La perception par esquisses est, dans son essence, une forme vivante.

Récapitulons-la : un présent effectif est accompagné d’un ne plus et d’un ne pas encore. Le présent effectif devient un ne plus car le ne pas encore est devenu le présent effectif. Les présents effectifs se recroisent grâce aux ne plus et aux ne pas encore qui deviendront présents. Cette structure vivante constitue la présence, le continuum de présence. Cependant cette constitution a pour condition la vacuité du non donné du passé et du futur.

Cette structure vivante est portée par l’auto-motricité du corps propre. Sa vie motive la vie de la structure de la perception[20]. Mon corps se meut, son mouvement constitue le passage d’une perspective à une autre. Les apparitions en esquisses de l’instant présent se lient entre elles en continuité car elles retiennent celles passées et s’ouvrent protentionnellement à celles à venir. Ce passage en continu a pour condition, non pas la visée noétique conceptuelle, mais le se-mouvoir du corps propre. Pour Husserl chaque apparition présente est une sensation exposante, c’est-à-dire qui donne intentionnellement une objectité. Or ces sensations sont motivées par des kinesthèses qui sont des sensations corporelles internes de mouvement qui, en elles-mêmes, ne donnent rien mais portent toute sensation ayant un contenu de représentation[21]. Je perçois une chose depuis une strate de vécu non représentationnelle. Cette dimension inexposante, parce qu’elle est originairement continue, motive la continuité des sensations exposantes. Celles-ci donnent une apparition en continu car elles sont intérieurement animées de la continuité de sensations de pure impression intérieure de mouvement.

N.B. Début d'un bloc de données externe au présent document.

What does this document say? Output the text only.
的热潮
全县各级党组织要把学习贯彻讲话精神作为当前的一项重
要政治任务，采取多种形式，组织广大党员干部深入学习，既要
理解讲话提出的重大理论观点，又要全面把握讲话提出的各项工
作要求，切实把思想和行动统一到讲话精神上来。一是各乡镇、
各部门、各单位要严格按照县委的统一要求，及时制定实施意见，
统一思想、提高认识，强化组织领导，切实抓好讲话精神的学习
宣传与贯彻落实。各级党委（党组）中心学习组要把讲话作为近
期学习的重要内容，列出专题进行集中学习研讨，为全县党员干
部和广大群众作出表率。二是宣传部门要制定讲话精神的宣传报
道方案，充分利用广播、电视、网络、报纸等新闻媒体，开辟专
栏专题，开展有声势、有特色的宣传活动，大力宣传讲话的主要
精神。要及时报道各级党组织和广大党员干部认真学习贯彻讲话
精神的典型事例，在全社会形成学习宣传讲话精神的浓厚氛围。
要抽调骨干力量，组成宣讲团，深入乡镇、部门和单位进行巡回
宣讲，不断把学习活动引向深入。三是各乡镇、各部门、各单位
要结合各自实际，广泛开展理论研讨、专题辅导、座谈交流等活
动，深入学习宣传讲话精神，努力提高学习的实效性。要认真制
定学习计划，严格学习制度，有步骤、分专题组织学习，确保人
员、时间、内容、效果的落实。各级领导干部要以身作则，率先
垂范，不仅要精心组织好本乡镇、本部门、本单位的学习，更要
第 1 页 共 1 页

Le corps propre vivant est donc le foyer de la perception en esquisses. Le continuum des sensations internes d’auto-mouvement fonde le sens de la vie de la perception. Il y a là une évidence, que le sens commun pressent, que des écrivains tels que Julien Gracq par exemple ont tenté de mettre littérairement en forme[22] ; la phénoménologie s’est efforcée de lui donner son expression philosophique adéquate.

Si le continuum de la vie du corps est essentiel à la perception en esquisses, nous devons considérer un sens plus originaire encore vers lequel converge toujours la phénoménologie husserlienne et qui se manifestait déjà dans nos propos précédents. Le continuum des perspectives en esquisses – qui fait que, malgré et dans la différence d’apparitions, c’est la même chose que je perçois – est une continuité temporelle[23]. Une forme temporelle relie les différentes apparitions car c’est bien un passé qui est retenu et un futur qui est anticipé. La chose perçue a donc pour condition la forme temporelle. Cette dernière est le sens le plus profond de la choséité.

Toutefois cette temporalité objective est constituée par la continuité, par le décours des sensations exposantes et inexposantes. Il y a un continu temporel archi-subjectif, les vécus composent cette continuité que Husserl, faute de mieux selon ses propres dires, appelle flux et qui consiste dans le passage continu d’un vécu à un autre[24]. Il y a – selon un écho à Héraclite – un écoulement des vécus qui rend compte de leur différence en même temps que de leur articulation. Fluant dans l’écoulement, chaque vécu se distingue d’un autre mais ne cesse de se lier à lui[25]. Il faut bien entendre l’écoulement du flux comme étant le passage d’un instant à l’autre, mais de telle sorte que chaque vécu est lui-même fluant. Ainsi la fluence de chaque vécu est la raison de la fluence de leur suite, en même temps que cette dernière – le flux comme tout – entraîne le flux qu’est chaque vécu. La continuité du flux ainsi comprise fonde celle du décours kinesthésique. Les kinesthèses dans leur fluence fondent les vécus exposants et ce qui se donne en eux. Il s’ensuit que le flux originaire de la subjectivité fonde toutes nos apparitions. Si les instants présents se correspondent c’est par leur continuité fondée par le flux des vécus. Et ce continu se manifeste par la rétention d’un vécu passé et la protention d’un vécu à venir.

La temporalité archi-subjective, le flux des vécus, est l’archi-condition de la vie perceptive en esquisses.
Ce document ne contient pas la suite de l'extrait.